Diskusi dalam kegiatan ini dipandu oleh Solina Lumban Toruan selaku Moderator Diskusi Strategi Kebijakan. Acara dilanjutkan dengan pemaparan Hasil Evaluasi Peraturan Menteri Hukum dan HAM Nomor 16 Tahun 2023 tentang Perubahan Ketiga Atas Peraturan Menteri Hukum dan HAM Nomor 3 Tahun 2018 tentang Syarat dan Tata Cara Pemberian Remisi, Asimilasi, Cuti Mengunjungi Keluarga, Pembebasan Bersyarat, Cuti Menjelang Bebas, dan Cuti Bersyarat pada Tahun 2024 oleh Bapak Kunrat Kasmiri selaku Kepala Divisi Pemasyarakatan Kantor Wilayah Kemenkumham Kepulauan Bangka Belitung.

Selanjutnya, Pemaparan Materi Kedua terkait Eksistensi Kebijakan Syarat dan Tata Cara Pemberian Remisi, Asimilasi, Cuti Mengunjungi Keluarga, Pembebasan Bersyarat, Cuti Menjelang Bebas, dan Cuti Bersyarat oleh Bapak Cipto Edy (Kapokja Integrasi Narapidana dan Anak Binaan Ditjen Pemasyarakatan).

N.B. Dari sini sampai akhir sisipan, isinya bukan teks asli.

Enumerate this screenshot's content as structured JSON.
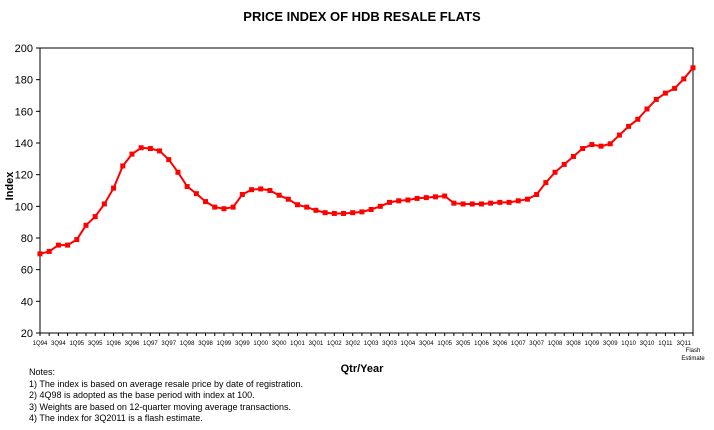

Terakhir pemaparan tentang Konsep teoritik kebijakan publik khususnya terkait Syarat dan Tata Cara Pemberian Remisi, Asimilasi, Cuti Mengunjungi Keluarga, Pembebasan Bersyarat, Cuti Menjelang Bebas, dan Cuti Bersyarat serta Tanggapan Pemandataan Hasil Analisis Strategi Kebijakan dari Perspektif Akademisi oleh Dwi Haryadi (Dosen Fakultas Hukum Universitas Bangka Belitung).
Kalapas Meita Eriza mengungkapkan kegiatan diseminasi dan evaluasi kebijakan ini sangat penting, karena pembaruan kebijakan diharapkan dapat meningkatkan pelaksanaan tugas pembinaan dan pemenuhan hak warga binaan. “Kegiatan ini sangat krusial bagi kami di lembaga pemasyarakatan. Pembaruan kebijakan akan membantu dalam menjalankan tugas pembinaan dan memastikan hak-hak warga binaan terpenuhi.” ungkap Kalapas Meita.